Scritto in tre tempi nell’arco di un quindicennio (1933, 1938, 1948), con più di un’addizione e più stravolgimenti sulla base delle prime embrionali incarnazioni, “Gueule de pierre” e “Les Temps Melés”, pur senza mai trasfigurarne del tutto l’originario impianto teatrale, “Saint Glinglin” è una perfetta manifestazione dell’inventiva strabordante di Raymond Queneau. Come già per altre e più celebrate opere dello scrittore di Le Havre, non si tratta certo di un testo poco impegnativo, specie per chi patisca le ingegnose trovate lessicali o il nonsense esercitato apparentemente a tutto campo.

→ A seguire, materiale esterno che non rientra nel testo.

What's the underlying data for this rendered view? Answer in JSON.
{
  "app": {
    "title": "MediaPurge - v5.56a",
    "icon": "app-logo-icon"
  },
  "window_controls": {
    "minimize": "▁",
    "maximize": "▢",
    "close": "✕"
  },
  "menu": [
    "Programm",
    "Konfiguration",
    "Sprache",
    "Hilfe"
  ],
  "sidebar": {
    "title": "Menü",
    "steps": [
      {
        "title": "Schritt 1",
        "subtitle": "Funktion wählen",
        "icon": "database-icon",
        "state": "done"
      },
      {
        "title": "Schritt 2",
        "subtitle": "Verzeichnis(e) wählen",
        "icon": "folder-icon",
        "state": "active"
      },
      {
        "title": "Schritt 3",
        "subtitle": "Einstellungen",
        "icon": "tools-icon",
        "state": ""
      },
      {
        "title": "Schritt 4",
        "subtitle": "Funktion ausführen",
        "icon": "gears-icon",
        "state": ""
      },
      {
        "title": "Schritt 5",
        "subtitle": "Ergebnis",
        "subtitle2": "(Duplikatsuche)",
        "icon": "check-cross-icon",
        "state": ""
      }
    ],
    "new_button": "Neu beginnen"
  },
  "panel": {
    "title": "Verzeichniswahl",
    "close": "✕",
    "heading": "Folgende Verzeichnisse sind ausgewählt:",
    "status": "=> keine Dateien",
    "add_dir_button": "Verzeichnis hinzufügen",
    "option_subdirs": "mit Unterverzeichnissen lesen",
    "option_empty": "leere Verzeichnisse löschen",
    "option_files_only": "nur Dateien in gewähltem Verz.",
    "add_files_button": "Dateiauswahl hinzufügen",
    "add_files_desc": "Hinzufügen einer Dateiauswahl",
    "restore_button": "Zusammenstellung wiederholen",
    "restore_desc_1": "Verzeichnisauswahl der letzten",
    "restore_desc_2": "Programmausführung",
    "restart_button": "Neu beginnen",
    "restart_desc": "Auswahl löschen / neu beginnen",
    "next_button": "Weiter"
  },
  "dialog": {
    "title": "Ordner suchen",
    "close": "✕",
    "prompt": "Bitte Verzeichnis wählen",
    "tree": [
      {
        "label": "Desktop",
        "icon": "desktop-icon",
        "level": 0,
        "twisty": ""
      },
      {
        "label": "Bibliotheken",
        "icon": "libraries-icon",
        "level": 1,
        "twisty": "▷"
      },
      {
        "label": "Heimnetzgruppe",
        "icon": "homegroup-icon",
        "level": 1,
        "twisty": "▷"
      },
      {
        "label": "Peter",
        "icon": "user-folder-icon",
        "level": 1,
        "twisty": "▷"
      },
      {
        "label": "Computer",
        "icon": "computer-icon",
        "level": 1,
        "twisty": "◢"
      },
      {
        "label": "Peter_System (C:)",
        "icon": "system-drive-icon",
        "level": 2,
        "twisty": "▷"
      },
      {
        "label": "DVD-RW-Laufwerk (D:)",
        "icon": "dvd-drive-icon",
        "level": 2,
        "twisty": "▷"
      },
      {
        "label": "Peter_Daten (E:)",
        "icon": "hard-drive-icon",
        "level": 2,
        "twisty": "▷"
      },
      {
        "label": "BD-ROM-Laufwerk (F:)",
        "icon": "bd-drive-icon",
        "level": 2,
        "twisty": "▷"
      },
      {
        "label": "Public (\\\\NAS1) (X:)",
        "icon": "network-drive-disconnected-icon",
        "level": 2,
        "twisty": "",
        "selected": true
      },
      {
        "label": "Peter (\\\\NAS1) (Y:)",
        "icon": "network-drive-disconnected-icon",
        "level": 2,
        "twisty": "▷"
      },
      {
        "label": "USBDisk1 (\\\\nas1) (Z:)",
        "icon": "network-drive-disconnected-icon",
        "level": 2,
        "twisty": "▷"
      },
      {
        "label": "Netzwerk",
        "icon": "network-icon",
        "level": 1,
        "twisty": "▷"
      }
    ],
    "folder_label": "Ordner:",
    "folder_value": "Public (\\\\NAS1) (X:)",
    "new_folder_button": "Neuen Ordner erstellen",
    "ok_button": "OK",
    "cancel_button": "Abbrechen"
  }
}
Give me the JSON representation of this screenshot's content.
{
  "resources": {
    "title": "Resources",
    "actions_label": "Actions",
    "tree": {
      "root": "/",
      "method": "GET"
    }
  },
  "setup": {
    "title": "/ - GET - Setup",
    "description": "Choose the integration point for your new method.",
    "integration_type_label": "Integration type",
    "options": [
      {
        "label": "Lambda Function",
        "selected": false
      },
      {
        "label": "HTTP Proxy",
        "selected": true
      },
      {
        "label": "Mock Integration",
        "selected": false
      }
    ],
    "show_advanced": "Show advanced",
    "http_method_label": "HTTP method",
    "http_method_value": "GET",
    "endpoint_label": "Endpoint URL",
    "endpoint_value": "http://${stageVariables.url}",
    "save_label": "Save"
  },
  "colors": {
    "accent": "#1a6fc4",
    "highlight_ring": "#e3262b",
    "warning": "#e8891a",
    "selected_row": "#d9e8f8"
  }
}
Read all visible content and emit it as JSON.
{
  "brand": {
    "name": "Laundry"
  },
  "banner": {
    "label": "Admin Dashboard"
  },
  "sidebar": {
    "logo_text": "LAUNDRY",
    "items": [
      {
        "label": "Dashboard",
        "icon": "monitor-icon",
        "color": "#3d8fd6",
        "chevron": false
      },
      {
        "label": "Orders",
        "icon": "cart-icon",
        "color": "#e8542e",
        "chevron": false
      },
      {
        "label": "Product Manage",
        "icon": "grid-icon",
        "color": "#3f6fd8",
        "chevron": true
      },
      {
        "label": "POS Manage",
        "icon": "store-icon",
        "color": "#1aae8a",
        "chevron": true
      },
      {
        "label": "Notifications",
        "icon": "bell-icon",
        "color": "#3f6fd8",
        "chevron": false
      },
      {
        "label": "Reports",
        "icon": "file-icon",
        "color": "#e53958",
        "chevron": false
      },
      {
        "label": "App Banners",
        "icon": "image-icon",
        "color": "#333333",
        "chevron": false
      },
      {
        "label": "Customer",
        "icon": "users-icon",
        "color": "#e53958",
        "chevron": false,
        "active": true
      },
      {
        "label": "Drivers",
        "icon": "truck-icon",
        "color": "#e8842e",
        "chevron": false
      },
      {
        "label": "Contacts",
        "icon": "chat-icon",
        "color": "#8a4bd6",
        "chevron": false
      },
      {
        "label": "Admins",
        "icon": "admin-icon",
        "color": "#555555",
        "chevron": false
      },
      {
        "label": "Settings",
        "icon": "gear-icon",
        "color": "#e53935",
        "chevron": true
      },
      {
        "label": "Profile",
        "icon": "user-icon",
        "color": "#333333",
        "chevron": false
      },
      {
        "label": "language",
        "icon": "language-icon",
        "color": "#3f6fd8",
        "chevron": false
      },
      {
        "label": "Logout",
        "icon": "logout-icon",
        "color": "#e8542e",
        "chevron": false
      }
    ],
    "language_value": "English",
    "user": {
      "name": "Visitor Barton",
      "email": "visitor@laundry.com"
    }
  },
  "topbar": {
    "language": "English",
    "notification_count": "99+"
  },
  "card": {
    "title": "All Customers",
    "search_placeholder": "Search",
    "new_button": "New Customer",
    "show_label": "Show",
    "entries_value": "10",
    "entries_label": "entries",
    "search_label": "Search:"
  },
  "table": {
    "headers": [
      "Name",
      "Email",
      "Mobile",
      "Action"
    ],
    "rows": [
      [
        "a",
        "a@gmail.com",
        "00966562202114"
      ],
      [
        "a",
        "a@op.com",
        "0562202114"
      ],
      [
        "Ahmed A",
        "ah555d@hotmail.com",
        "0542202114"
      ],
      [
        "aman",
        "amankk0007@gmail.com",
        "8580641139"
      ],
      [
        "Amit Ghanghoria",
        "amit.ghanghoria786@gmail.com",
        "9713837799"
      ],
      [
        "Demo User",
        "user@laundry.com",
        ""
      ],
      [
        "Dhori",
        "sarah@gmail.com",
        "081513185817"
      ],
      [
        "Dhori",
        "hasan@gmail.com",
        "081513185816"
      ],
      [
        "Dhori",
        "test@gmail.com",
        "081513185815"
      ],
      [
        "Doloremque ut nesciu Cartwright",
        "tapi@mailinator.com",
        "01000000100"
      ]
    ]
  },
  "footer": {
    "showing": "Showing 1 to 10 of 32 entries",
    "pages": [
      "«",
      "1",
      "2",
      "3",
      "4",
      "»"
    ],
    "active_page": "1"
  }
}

In anticipo di qualche anno sulle sublimi esternazioni surrealiste del miglior Boris Vian (viene in mente, soprattutto, l’alienante altrove de “L’Autunno a Pechino” e “Lo Sterpacuore”), questo disagevole romanzo si presenta in realtà come una riuscita rielaborazione dei più svariati topoi letterari pescati dalla psicanalisi (la dialettica padre-figlio mutuata dal Freud di “Totem e Tabù”) alla mitologia (Edipo è ovunque), dall’antropologia (il parallelo tra le usanze della Festa di Primavera e il rito del Potlàc descritto da Marcel Mauss nel suo “Saggio sul dono”) alla filosofia della storia (il principio della circolarità hegeliana, sempre aleggiante). E’ originalissimo in particolare, per quanto faticoso in lettura, il trattamento della materia narrativa, articolata in sezioni rigorosamente strutturate sulla norma di un’irriducibile discontinuità. Sette parti per tre diverse tipologie espressive, corrispondenti ai caratteri dei tre rampolli Nabonide: tre monologhi interiori che riflettono la rivolta di Pierre (o l’alienazione di Helene), tre canonici frangenti descrittivi in terza persona a rappresentare il conformismo di Paul e una composizione poetica che simboleggia l’evasione del giovane Jean.

Gli spunti sono insomma numerosissimi anche se il sottofondo disturbante, l’ossessiva inclinazione a un simbolismo quantomeno elusivo e il costante ricorso al sabotaggio linguistico (vedi l’esclusione della lettera “x” nel corpo di ogni parola) possono mettere a dura prova il fruitore facendolo battere in ritirata. Sarebbe un peccato ma ci può stare, il Queneau eccentrico e allucinato di “Saint Glinglin” è quasi un lusso in questi tempi di fantasia liofilizzata e livellata verso il basso. Affabula come da copione pur rivelandosi meno pirotecnico – per citare un’opera stranota e per certi versi paradigmatica – che in “Zazie nel metrò”. Il tono è più crudo, grottesco come nei primi, umidi film di un Jean Pierre Jeunet (“Delicatessen” ci si è ispirato?) e con trovate macabre a dir poco gustose (i morti gettati senza cerimonie nella “marmellata di fango” della discarica). Resta volutamente irrisolto, con il suo bel finale visionario al culmine della spirale di vertigine immaginata dall’autore, e va preso per quel che è: niente più che un sofisticato esercizio ludico sul tema dello scorrere del tempo, sull’eterno contrasto tra generazioni e sull’inutilità (forse) delle lezioni di una Storia al solito cinica e impietosa.